Center for Advanced Studies, Research and Development in Sardinia (CRS4), 09050 Pula, Italy.
Department of Medical, Surgical and Experimental Sciences, University of Sassari, 07100 Sassari, Italy.
Int J Mol Sci. 2024 Jul 24;25(15):8044. doi: 10.3390/ijms25158044.

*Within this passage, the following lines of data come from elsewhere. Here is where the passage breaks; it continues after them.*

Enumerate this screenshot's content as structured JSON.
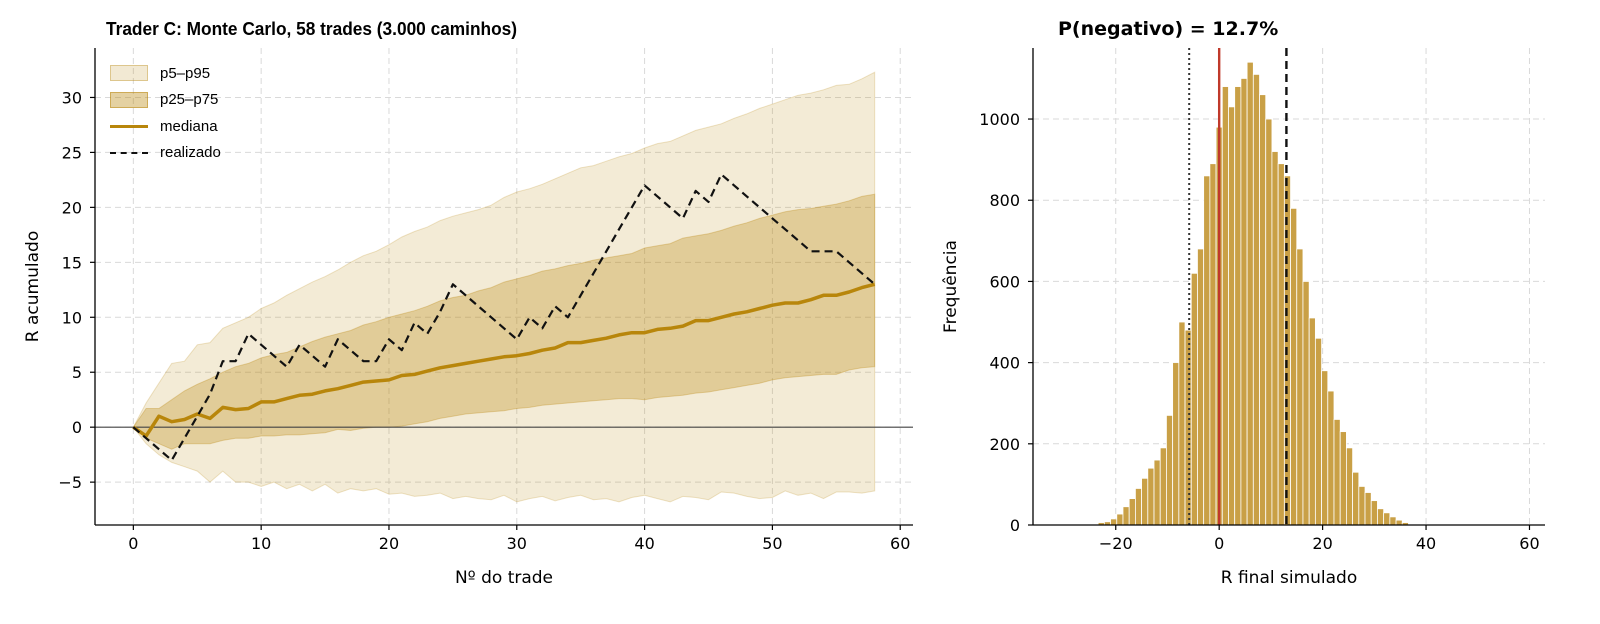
{
  "left_title": "Trader C: Monte Carlo, 58 trades (3.000 caminhos)",
  "right_title": "P(negativo) = 12.7%",
  "legend": {
    "band_outer": "p5–p95",
    "band_inner": "p25–p75",
    "median": "mediana",
    "realized": "realizado"
  },
  "colors": {
    "gold": "#b8860b",
    "bar": "#c9a046",
    "zero_line": "#c0392b",
    "dashed": "#111111"
  },
  "chart_data": [
    {
      "type": "area",
      "title": "Trader C: Monte Carlo, 58 trades (3.000 caminhos)",
      "xlabel": "Nº do trade",
      "ylabel": "R acumulado",
      "xlim": [
        -3,
        61
      ],
      "ylim": [
        -8.9,
        34.5
      ],
      "xticks": [
        0,
        10,
        20,
        30,
        40,
        50,
        60
      ],
      "yticks": [
        -5,
        0,
        5,
        10,
        15,
        20,
        25,
        30
      ],
      "grid": true,
      "legend_position": "top-left",
      "x": [
        0,
        1,
        2,
        3,
        4,
        5,
        6,
        7,
        8,
        9,
        10,
        11,
        12,
        13,
        14,
        15,
        16,
        17,
        18,
        19,
        20,
        21,
        22,
        23,
        24,
        25,
        26,
        27,
        28,
        29,
        30,
        31,
        32,
        33,
        34,
        35,
        36,
        37,
        38,
        39,
        40,
        41,
        42,
        43,
        44,
        45,
        46,
        47,
        48,
        49,
        50,
        51,
        52,
        53,
        54,
        55,
        56,
        57,
        58
      ],
      "series": [
        {
          "name": "p5–p95",
          "kind": "band",
          "lower": [
            0,
            -1.5,
            -2.5,
            -3.2,
            -3.6,
            -4.0,
            -5.0,
            -4.0,
            -5.0,
            -5.0,
            -5.4,
            -5.0,
            -5.6,
            -5.2,
            -5.8,
            -5.2,
            -6.0,
            -5.6,
            -5.8,
            -5.6,
            -6.1,
            -6.0,
            -6.3,
            -6.2,
            -6.0,
            -6.5,
            -6.3,
            -6.5,
            -6.6,
            -6.2,
            -6.8,
            -6.5,
            -6.3,
            -6.7,
            -6.4,
            -6.2,
            -6.6,
            -6.5,
            -6.8,
            -6.4,
            -6.2,
            -6.5,
            -6.8,
            -6.3,
            -6.4,
            -6.6,
            -5.9,
            -6.0,
            -6.3,
            -6.5,
            -6.4,
            -5.8,
            -6.2,
            -6.0,
            -6.5,
            -5.9,
            -5.9,
            -6.0,
            -5.8
          ],
          "upper": [
            0,
            2.2,
            4.0,
            5.8,
            6.0,
            7.5,
            7.7,
            9.0,
            9.5,
            10.0,
            10.8,
            11.3,
            12.0,
            12.6,
            13.2,
            13.7,
            14.3,
            15.0,
            15.6,
            16.0,
            16.6,
            17.3,
            17.8,
            18.2,
            18.8,
            19.2,
            19.5,
            19.8,
            20.2,
            20.9,
            21.4,
            21.7,
            22.1,
            22.6,
            23.1,
            23.6,
            23.8,
            24.2,
            24.6,
            24.9,
            25.4,
            25.8,
            26.0,
            26.5,
            27.0,
            27.3,
            27.6,
            28.1,
            28.5,
            29.0,
            29.4,
            29.8,
            30.2,
            30.4,
            30.7,
            31.1,
            31.2,
            31.7,
            32.3
          ]
        },
        {
          "name": "p25–p75",
          "kind": "band",
          "lower": [
            0,
            -1.0,
            -1.5,
            -2.0,
            -1.5,
            -1.5,
            -1.5,
            -1.2,
            -1.0,
            -1.0,
            -0.8,
            -0.8,
            -0.7,
            -0.7,
            -0.6,
            -0.5,
            -0.2,
            -0.3,
            -0.1,
            0,
            0,
            0.1,
            0.3,
            0.5,
            0.8,
            1.0,
            1.2,
            1.3,
            1.4,
            1.5,
            1.7,
            1.8,
            2.0,
            2.1,
            2.2,
            2.3,
            2.4,
            2.5,
            2.6,
            2.6,
            2.5,
            2.7,
            2.8,
            2.9,
            3.1,
            3.2,
            3.4,
            3.6,
            3.8,
            4.0,
            4.3,
            4.5,
            4.6,
            4.7,
            4.8,
            4.8,
            5.2,
            5.4,
            5.5
          ],
          "upper": [
            0,
            1.7,
            1.7,
            2.5,
            3.3,
            3.9,
            4.4,
            5.0,
            5.5,
            5.8,
            6.3,
            6.6,
            6.8,
            7.3,
            7.8,
            8.2,
            8.5,
            8.8,
            9.3,
            9.6,
            10.0,
            10.3,
            10.6,
            11.0,
            11.5,
            11.8,
            12.0,
            12.4,
            12.7,
            13.2,
            13.5,
            13.8,
            14.2,
            14.4,
            14.7,
            14.9,
            15.2,
            15.4,
            15.6,
            15.8,
            16.3,
            16.5,
            16.7,
            17.2,
            17.4,
            17.6,
            17.9,
            18.3,
            18.6,
            19.0,
            19.3,
            19.6,
            19.8,
            19.9,
            20.1,
            20.3,
            20.6,
            21.0,
            21.2
          ]
        },
        {
          "name": "mediana",
          "kind": "line",
          "values": [
            0,
            -0.8,
            1.0,
            0.5,
            0.7,
            1.2,
            0.8,
            1.8,
            1.6,
            1.7,
            2.3,
            2.3,
            2.6,
            2.9,
            3.0,
            3.3,
            3.5,
            3.8,
            4.1,
            4.2,
            4.3,
            4.7,
            4.8,
            5.1,
            5.4,
            5.6,
            5.8,
            6.0,
            6.2,
            6.4,
            6.5,
            6.7,
            7.0,
            7.2,
            7.7,
            7.7,
            7.9,
            8.1,
            8.4,
            8.6,
            8.6,
            8.9,
            9.0,
            9.2,
            9.7,
            9.7,
            10.0,
            10.3,
            10.5,
            10.8,
            11.1,
            11.3,
            11.3,
            11.6,
            12.0,
            12.0,
            12.3,
            12.7,
            13.0
          ]
        },
        {
          "name": "realizado",
          "kind": "line",
          "values": [
            0,
            -1,
            -2,
            -3,
            -1,
            1,
            3,
            6,
            6,
            8.5,
            7.5,
            6.5,
            5.5,
            7.5,
            6.5,
            5.5,
            8,
            7,
            6,
            6,
            8,
            7,
            9.5,
            8.5,
            10.5,
            13,
            12,
            11,
            10,
            9,
            8,
            10,
            9,
            11,
            10,
            12,
            14,
            16,
            18,
            20,
            22,
            21,
            20,
            19,
            21.5,
            20.5,
            23,
            22,
            21,
            20,
            19,
            18,
            17,
            16,
            16,
            16,
            15,
            14,
            13
          ]
        }
      ]
    },
    {
      "type": "bar",
      "title": "P(negativo) = 12.7%",
      "xlabel": "R final simulado",
      "ylabel": "Frequência",
      "xlim": [
        -36,
        63
      ],
      "ylim": [
        0,
        1175
      ],
      "xticks": [
        -20,
        0,
        20,
        40,
        60
      ],
      "yticks": [
        0,
        200,
        400,
        600,
        800,
        1000
      ],
      "grid": true,
      "bin_width": 1.2,
      "bin_start": -23.4,
      "values": [
        6,
        8,
        15,
        27,
        45,
        65,
        90,
        115,
        140,
        160,
        190,
        270,
        400,
        500,
        480,
        620,
        680,
        860,
        890,
        980,
        1080,
        1030,
        1080,
        1100,
        1140,
        1110,
        1060,
        1000,
        920,
        890,
        860,
        780,
        680,
        600,
        510,
        460,
        380,
        330,
        260,
        230,
        190,
        130,
        95,
        80,
        60,
        40,
        30,
        20,
        12,
        6
      ],
      "vlines": [
        {
          "x": 0,
          "style": "solid",
          "color": "#c0392b"
        },
        {
          "x": 13.0,
          "style": "dashed",
          "color": "#111111"
        },
        {
          "x": -5.8,
          "style": "dotted",
          "color": "#333333"
        }
      ]
    }
  ]
}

Accurate detection and analysis of somatic variants in cancer involve multiple third-party tools with complex dependencies and configurations, leading to laborious, error-prone, and time-consuming data conversions. This approach lacks accuracy, reproducibility, and portability, limiting clinical application. was developed to address these issues as an end-to-end pipeline for detecting, classifying, and interpreting cancer mutations. is based on a Python command-line tool designed to manage tumor-normal samples for precise somatic mutation analysis. The core is a Snakemake-based workflow that covers all key cancer genomics steps, including variant calling, mutational signature deconvolution, variant annotation, driver gene detection, pathway analysis, and tumor heterogeneity estimation. is easy to install on any system via Docker, with a Makefile handling installation, configuration, and execution, allowing for full or partial pipeline runs. has been validated at the CRS4-NGS Core facility and tested on large datasets from The Cancer Genome Atlas and the Beijing Institute of Genomics. has proven robust and flexible for somatic variant analysis in cancer. It is user-friendly, requiring no specialized programming skills, and enables data processing with a single command line. Its reproducibility ensures consistent results across users following the same protocol.
准确检测和分析癌症中的体细胞变异需要多个具有复杂依赖关系和配置的第三方工具,这导致数据转换繁琐、容易出错且耗时。这种方法缺乏准确性、可重复性和可移植性,限制了其在临床中的应用。 是为了解决这些问题而开发的,作为一个端到端的管道,用于检测、分类和解释癌症突变。 是基于一个 Python 命令行工具设计的,用于管理肿瘤-正常样本进行精确的体细胞突变分析。核心是一个基于 Snakemake 的工作流程,涵盖了所有关键的癌症基因组学步骤,包括变异调用、突变特征分解、变异注释、驱动基因检测、通路分析和肿瘤异质性估计。 可以通过 Docker 轻松安装在任何系统上,使用 Makefile 处理安装、配置和执行,允许进行完整或部分管道运行。 在 CRS4-NGS 核心设施进行了验证,并在来自癌症基因组图谱和北京基因组研究所的大型数据集上进行了测试。 在癌症中的体细胞变异分析中已被证明具有稳健性和灵活性。它易于使用,不需要专门的编程技能,并允许使用单个命令行进行数据处理。其可重复性确保了遵循相同协议的用户的结果一致。